Таким образом, к концу первого же посещения стали замечаться и другие противоречивые изменения как в облике, так и речевом складе немощного старца. Главное же разочарование ждало о.Матвея впереди, когда с приличного расстояния оглянулся на покидаемый мавзолей. Взгромоздясь на ограду, бывший иерей Афинагор салютовал старо-федосеевскому настоятелю своим треушком на манер флотских сигнальщиков, что выглядело вовсе непозволительным на фоне тогдашнего церковного разорения.

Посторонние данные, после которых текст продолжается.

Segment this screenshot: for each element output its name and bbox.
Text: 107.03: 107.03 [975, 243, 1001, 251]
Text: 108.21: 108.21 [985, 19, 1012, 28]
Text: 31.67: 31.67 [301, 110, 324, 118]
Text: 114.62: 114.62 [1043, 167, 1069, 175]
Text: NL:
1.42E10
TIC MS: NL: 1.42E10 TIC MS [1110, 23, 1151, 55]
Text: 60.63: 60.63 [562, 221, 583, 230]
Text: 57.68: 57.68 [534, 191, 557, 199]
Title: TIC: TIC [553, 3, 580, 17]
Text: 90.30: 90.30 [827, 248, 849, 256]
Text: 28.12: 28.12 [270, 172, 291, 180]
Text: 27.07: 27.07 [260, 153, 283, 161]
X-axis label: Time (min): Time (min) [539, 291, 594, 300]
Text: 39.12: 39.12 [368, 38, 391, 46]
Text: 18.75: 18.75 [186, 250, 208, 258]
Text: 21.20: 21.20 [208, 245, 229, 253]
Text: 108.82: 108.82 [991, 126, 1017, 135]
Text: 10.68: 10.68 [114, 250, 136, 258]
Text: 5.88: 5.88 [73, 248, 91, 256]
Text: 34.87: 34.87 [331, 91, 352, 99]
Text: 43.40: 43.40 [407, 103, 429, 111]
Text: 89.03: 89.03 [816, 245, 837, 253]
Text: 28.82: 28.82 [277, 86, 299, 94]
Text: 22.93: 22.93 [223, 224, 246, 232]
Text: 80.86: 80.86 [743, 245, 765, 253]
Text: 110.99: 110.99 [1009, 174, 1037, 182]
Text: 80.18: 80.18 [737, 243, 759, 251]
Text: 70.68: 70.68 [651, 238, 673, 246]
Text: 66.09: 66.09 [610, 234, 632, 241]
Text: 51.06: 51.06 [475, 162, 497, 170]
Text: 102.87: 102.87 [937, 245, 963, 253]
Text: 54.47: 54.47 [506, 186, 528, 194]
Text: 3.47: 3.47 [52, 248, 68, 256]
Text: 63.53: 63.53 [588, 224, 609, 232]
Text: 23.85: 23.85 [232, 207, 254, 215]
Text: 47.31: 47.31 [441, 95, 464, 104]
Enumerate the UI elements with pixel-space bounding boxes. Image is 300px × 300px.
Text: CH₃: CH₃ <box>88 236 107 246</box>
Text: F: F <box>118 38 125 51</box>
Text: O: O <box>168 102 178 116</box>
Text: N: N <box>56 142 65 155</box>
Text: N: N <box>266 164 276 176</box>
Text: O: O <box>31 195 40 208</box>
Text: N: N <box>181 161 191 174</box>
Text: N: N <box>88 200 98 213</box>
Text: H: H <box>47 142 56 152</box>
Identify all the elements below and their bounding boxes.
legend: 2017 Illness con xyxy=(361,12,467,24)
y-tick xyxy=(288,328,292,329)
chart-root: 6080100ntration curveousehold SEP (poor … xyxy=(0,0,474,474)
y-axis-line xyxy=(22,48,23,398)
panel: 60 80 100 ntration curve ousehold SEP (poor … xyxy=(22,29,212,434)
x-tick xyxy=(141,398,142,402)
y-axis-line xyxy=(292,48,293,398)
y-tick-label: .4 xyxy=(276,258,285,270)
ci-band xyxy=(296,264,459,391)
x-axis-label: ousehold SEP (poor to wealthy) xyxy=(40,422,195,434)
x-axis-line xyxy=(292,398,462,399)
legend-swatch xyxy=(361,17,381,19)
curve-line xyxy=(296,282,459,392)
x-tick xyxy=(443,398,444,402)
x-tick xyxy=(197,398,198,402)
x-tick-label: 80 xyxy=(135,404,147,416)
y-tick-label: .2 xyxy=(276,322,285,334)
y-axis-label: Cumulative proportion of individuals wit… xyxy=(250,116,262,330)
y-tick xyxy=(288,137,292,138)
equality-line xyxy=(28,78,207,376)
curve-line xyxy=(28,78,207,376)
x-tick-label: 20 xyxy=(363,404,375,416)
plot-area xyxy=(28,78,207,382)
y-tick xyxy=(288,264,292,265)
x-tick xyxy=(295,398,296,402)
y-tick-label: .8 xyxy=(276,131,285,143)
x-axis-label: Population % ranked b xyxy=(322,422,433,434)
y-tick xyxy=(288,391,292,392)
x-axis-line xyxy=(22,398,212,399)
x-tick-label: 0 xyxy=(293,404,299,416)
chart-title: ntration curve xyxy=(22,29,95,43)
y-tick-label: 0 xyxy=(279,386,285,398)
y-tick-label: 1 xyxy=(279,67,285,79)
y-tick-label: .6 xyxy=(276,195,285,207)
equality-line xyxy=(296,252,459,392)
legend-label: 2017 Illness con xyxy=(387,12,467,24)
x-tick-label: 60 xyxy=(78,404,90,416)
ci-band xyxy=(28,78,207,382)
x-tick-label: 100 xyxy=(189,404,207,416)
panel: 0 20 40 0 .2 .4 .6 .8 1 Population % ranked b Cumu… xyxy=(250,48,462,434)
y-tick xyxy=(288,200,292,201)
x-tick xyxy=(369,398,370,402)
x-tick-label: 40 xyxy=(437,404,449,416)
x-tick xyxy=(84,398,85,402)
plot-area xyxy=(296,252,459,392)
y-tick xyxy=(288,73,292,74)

Погрозившись в ответ имевшимся у него скребком, о.Матвей повернулся было назад для строгого внушения, но вблизи мнимый бродяга оказался коренастым деревом неизвестной в сумерках породы, с клоком снега в развилине сука. Вообще эпизод с Афинагором выглядит до такой степени маловероятным, что разумнее было бы отнести его за счет воображения, разыгравшегося в условиях зимнего кладбищенского вечера, кабы не наличие двух одновременных свидетелей, не связанных между собою ни узами свойства, ни тем более классового сговора. Из чувства самосохранения о.Матвей постарался предать забвению Афинагора с его пугающей осведомленностью, восприняв ее как примету болезненного раздвоения личности под влиянием жизни.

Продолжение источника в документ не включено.